Human Entrez Gene IDs and the corresponding symbols for the MSigDB v3.1 gene sets are based on gene_info.gz and gene_history.gz, downloaded from the Entrez Gene FTP site on November, 15, 2011. Mouse -> Human and Rat -> Human 1:1 orthologous relationships are from Mouse Genome Informatics (MGI).
MSigDB gene sets are subject to size and similarity restrictions. After mapping to human Entrez Gene IDs, filters were applied to exclude sets with:
- - fewer than 5 genes (C2:CGP only)
- - fewer than 10 (all other collections)
- - more than 2,000 genes
- - 90% or higher similarity (overlap) to other set(s) within a collection
New collection C6: Oncogenic Pathway Activation Modules
C6: Oncogenic Pathway Activation Modules is a new collection of 189 gene sets. These gene sets represent expression signatures derived directly from microarray data from experiments involving gain or loss of function of several established cancer genes in well defined, "clean" experimental systems. In this context, gain of function stands for increased activity of a cancer gene by means of over-expression or treatment with a chemical modulator. Conversely, loss of function stands for diminished activity of the cancer gene by means of RNAi knockdown, gene knockout, or enzymatic inhibition.
New gene sets curated from papers
1,035 new gene sets curated from papers were added to the C2:CGP (Chemical and Genetic Perturbations) sub-collection. In a review of the whole collection, 12 existing sets were renamed and 29 sets were deprecated. Renamed and deprecated sets are listed here.
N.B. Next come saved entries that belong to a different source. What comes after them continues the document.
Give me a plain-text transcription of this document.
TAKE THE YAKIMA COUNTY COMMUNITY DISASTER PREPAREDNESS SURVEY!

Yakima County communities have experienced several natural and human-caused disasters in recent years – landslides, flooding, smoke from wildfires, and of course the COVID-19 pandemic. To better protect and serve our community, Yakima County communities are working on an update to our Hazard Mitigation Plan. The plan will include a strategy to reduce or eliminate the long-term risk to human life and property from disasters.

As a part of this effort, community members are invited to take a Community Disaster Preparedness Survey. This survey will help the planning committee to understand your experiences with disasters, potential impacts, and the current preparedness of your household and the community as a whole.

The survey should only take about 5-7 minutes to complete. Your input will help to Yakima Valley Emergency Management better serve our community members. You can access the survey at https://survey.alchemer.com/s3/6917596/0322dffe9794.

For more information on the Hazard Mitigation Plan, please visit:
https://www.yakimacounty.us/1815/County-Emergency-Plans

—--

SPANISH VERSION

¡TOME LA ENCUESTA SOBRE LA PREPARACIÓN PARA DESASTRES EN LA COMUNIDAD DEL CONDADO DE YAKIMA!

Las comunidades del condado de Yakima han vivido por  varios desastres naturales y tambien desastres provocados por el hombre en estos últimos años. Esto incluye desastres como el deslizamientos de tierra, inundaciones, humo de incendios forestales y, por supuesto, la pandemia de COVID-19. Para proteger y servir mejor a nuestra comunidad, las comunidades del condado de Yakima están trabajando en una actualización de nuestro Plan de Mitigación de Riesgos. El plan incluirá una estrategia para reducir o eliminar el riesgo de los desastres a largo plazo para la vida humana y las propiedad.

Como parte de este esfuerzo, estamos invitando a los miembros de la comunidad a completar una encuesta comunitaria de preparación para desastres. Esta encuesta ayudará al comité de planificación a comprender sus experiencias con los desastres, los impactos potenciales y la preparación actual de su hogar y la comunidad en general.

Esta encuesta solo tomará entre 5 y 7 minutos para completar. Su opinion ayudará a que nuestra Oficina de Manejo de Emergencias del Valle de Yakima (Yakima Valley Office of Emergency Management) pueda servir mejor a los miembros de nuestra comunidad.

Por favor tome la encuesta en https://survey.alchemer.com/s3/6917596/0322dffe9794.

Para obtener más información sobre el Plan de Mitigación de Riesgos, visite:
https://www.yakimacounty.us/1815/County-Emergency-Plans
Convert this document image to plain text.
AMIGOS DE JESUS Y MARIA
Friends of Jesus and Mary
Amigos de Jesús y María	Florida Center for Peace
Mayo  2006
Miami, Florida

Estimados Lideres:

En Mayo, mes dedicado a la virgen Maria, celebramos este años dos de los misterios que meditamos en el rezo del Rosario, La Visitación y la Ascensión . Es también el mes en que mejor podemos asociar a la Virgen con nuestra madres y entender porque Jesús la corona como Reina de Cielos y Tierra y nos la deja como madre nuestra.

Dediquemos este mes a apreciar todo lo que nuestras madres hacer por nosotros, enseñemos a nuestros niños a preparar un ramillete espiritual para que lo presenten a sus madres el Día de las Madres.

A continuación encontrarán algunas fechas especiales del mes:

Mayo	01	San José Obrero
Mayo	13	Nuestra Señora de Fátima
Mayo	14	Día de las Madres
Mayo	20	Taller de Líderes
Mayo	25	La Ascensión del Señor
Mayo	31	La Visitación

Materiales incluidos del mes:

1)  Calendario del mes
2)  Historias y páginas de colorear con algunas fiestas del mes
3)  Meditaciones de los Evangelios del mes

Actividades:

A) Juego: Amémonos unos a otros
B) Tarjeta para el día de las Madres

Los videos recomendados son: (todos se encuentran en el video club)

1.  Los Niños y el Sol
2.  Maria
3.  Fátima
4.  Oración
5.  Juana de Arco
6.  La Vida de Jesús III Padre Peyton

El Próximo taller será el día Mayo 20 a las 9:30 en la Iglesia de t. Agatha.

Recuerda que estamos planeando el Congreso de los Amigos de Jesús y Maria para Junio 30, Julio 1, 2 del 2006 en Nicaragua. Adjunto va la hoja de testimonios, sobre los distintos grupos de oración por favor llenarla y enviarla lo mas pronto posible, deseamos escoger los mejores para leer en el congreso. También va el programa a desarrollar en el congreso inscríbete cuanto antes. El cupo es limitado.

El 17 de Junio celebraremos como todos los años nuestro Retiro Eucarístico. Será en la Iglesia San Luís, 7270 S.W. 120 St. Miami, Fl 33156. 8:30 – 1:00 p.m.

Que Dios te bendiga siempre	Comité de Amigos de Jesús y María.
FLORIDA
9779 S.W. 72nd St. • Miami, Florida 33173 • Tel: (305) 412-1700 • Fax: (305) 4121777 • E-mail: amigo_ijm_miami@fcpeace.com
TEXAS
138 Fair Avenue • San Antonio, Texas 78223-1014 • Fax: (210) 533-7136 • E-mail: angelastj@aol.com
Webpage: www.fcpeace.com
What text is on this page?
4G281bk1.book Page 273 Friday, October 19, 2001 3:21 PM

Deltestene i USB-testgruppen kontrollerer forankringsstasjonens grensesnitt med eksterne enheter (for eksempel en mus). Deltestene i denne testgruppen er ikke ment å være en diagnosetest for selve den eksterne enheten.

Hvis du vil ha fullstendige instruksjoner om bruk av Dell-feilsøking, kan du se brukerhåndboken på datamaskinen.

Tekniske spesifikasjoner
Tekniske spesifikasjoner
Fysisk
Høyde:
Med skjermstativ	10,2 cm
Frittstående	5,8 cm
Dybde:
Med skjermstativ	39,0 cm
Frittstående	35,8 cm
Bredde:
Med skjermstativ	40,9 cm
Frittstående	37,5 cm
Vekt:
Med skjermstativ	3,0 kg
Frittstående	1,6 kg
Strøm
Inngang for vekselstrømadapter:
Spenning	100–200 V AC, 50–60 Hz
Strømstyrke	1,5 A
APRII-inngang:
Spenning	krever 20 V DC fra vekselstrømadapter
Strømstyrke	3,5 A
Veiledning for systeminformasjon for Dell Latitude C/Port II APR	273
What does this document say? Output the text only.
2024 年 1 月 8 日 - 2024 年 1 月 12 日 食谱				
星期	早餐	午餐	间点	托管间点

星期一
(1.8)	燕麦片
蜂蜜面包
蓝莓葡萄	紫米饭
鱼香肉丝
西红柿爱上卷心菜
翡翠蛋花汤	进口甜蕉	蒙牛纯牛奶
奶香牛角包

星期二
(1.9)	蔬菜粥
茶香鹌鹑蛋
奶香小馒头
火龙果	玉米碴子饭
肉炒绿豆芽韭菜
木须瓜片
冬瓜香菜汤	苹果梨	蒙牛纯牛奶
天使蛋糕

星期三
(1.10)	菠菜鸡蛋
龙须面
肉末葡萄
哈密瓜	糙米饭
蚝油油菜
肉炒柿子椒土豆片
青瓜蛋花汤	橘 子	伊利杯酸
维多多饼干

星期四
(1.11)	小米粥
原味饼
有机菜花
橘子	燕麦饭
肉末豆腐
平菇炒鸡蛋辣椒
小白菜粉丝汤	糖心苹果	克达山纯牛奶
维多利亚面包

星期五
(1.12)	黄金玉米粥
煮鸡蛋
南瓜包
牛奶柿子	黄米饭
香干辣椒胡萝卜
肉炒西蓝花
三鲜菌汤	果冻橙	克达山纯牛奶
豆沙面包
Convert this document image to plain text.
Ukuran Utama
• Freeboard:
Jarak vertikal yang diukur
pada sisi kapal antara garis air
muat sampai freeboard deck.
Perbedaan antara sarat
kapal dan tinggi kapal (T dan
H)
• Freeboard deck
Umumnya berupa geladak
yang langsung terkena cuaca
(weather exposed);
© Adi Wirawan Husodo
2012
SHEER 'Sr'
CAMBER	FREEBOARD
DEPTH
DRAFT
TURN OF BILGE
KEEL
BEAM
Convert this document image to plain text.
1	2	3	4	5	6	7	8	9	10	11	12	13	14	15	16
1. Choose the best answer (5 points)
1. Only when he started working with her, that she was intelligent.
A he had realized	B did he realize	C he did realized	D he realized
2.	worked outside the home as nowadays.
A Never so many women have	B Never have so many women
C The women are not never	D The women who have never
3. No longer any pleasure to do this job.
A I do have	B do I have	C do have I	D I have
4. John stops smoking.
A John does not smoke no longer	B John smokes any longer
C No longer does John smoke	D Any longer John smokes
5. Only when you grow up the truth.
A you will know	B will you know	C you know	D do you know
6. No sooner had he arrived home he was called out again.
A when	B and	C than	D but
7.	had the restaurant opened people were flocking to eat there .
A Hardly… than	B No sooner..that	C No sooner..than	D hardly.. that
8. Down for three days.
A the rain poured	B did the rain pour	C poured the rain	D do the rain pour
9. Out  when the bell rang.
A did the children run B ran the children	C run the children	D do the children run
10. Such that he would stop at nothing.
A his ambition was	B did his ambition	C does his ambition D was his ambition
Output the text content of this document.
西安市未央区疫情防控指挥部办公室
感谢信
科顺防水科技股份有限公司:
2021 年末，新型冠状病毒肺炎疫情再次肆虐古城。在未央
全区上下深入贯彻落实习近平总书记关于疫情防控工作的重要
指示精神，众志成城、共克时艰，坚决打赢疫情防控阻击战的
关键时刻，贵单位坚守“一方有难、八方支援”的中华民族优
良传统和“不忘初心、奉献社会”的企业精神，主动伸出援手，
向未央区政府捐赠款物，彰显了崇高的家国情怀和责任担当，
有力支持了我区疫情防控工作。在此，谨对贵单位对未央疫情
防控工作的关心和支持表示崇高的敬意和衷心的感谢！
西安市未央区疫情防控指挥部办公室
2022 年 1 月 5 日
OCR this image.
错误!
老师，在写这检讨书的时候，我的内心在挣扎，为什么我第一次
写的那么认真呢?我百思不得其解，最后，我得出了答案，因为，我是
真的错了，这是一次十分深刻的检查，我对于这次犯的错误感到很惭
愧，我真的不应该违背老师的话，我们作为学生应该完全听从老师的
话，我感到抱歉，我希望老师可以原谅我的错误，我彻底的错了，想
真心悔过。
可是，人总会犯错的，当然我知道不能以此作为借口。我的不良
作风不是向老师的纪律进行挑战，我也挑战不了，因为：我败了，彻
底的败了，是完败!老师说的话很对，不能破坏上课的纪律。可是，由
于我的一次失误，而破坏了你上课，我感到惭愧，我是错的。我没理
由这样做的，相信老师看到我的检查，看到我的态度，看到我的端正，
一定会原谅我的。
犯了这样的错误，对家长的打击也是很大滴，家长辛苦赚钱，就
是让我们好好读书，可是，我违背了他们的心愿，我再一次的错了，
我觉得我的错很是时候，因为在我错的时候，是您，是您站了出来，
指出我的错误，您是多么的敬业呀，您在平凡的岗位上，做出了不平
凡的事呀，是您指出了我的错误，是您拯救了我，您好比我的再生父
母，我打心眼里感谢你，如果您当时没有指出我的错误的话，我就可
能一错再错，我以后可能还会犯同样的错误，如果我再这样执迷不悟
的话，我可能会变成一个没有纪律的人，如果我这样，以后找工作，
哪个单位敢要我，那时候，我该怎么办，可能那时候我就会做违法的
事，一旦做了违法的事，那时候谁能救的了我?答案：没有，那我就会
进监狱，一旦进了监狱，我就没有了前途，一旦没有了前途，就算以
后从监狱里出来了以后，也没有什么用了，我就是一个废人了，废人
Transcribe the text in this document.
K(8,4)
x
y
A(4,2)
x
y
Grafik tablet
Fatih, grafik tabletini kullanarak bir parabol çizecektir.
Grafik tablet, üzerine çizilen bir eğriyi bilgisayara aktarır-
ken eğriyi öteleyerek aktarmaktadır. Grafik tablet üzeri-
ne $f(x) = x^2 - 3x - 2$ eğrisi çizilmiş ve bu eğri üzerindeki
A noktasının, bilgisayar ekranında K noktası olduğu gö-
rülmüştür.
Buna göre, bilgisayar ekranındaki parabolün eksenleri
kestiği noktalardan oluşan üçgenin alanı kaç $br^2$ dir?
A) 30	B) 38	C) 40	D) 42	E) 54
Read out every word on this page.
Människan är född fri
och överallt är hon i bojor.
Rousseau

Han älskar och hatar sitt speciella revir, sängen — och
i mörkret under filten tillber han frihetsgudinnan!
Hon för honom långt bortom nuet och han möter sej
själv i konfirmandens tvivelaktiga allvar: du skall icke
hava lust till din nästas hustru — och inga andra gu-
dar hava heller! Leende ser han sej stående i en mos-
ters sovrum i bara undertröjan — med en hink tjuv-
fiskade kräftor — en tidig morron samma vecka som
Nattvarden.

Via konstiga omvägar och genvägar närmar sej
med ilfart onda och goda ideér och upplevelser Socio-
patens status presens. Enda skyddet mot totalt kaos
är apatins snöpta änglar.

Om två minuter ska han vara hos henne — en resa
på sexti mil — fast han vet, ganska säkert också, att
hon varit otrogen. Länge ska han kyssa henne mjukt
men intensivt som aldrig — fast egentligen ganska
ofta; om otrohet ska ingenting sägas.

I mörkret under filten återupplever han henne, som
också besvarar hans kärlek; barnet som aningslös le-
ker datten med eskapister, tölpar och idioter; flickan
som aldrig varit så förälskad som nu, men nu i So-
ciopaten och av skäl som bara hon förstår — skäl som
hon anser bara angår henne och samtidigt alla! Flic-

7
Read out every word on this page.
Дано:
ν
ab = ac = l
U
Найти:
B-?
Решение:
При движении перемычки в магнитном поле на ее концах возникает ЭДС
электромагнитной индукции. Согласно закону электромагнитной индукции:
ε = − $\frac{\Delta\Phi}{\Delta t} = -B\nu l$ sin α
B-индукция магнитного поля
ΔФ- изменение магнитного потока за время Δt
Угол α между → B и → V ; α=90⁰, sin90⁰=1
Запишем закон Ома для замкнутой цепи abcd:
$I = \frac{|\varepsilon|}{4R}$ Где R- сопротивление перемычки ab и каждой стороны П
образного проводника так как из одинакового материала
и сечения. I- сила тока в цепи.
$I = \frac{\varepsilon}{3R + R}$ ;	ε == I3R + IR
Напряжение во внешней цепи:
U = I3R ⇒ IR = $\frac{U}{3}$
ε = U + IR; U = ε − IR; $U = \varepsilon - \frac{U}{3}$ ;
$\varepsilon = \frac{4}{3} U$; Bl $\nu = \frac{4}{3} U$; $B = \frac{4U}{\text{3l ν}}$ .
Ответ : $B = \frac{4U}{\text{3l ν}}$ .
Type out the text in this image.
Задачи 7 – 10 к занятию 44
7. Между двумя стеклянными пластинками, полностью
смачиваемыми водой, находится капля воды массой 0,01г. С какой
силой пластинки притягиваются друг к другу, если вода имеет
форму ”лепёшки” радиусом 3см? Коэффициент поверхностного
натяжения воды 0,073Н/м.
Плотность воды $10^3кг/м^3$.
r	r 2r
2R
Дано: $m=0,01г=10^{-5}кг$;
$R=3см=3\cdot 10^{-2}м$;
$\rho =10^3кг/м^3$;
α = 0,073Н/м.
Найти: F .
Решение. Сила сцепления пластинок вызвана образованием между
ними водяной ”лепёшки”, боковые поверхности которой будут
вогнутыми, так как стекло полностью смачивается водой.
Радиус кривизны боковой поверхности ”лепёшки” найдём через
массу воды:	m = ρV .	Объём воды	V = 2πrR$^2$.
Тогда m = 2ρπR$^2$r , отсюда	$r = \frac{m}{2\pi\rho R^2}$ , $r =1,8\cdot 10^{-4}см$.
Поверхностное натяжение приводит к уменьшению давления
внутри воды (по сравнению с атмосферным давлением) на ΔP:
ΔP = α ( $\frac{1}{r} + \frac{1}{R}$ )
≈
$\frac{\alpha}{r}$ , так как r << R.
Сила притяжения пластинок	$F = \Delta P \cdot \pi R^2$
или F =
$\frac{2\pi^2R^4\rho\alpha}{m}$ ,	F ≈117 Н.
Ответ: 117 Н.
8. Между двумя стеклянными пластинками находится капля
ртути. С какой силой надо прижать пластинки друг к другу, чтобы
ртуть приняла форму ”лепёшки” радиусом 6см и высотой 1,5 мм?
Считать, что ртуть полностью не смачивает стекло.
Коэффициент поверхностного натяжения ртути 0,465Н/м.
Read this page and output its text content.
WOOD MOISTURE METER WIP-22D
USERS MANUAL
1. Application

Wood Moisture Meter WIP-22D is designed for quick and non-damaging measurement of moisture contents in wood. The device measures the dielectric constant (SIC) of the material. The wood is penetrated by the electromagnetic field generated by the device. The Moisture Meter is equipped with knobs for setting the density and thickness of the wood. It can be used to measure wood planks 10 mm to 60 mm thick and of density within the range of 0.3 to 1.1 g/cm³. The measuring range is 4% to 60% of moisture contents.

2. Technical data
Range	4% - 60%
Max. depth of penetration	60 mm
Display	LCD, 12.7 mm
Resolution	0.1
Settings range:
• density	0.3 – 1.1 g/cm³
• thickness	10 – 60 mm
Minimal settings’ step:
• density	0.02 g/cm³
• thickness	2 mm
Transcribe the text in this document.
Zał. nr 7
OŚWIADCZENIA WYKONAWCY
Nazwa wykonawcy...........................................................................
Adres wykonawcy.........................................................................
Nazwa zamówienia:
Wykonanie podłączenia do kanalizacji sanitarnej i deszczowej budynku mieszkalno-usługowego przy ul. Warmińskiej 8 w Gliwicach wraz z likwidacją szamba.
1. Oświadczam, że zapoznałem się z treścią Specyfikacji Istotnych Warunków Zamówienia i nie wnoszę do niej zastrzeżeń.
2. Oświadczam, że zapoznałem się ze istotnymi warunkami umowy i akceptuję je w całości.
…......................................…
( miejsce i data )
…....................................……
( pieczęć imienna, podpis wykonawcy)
New canonical pathway gene sets
The CP (Canonical Pathways) sub-collection has two new sources of gene sets. (1) 132 gene sets were collected from the Munich Information Center for Protein Sequences (MIPS) CORUM database, which provides a resource of manually annotated protein complexes from mammalian organisms. The gene sets correspond to human protein complexes extracted from the CORUM database released on February 17, 2012. (2) 196 gene sets were collected from the Pathway Interaction Database (PID), which is a highly-structured, curated collection of information about known biomolecular interactions and key cellular processes assembled into signaling pathways. This was a collaborative project between the NCI and Nature Publishing Group (NPG) from 2006 until September 22nd, 2012, and is no longer being updated. In collaboration with the PID resource we extracted the gene sets from the PID data file (uniprot.tab) downloaded on May 15, 2012.
The sets in the CP (Canonical Pathways): the entire Reactome sub-collection was updated to version 44 of Reactome. Reactome is a curated knowledgebase of biological pathways in humans. This update created 399 new sets, leaving 275 sets from v3.0 MSigDB unchanged and 155 deprecated. No sets were renamed. Deprecated sets are listed here.
Updates to C4: Cancer Modules
The gene sets in C4: Cancer Modules represent clusters of transcriptionally co-regulated genes that both share a common functional annotation and have been found significantly deregulated in tumors. They correspond to the modules described in Segal et al., 2004. For the MSigDB v3.1 release, these gene sets were re-mapped to gene symbols from the Entrez Gene IDs as they appeared in original source files prior to v2.5. 23 sets were deprecated because they contained fewer than 10 genes. Names of all other sets were changed to upper case font to match the naming convention throughout MSigDB. Renamed and deprecated sets are listed here.
Updates to gene families
We fixed a discrepancy between the family of transcription factors and homeodomain proteins. All homeodomain proteins are transcription factors. However, due to differences in sources and compilation procedures, some homeodomain proteins were not present in the transcription factors gene family. This has been fixed in the 3.1 release.
Viewing previous versions of MSigDB
The MSigDB v3.0 and v2.5 files are archived and are available at Downloads page. You can view them through the MSigDB Browser tool in the GSEA desktop application. Please see GSEA 2.0.8 Release Notes for details.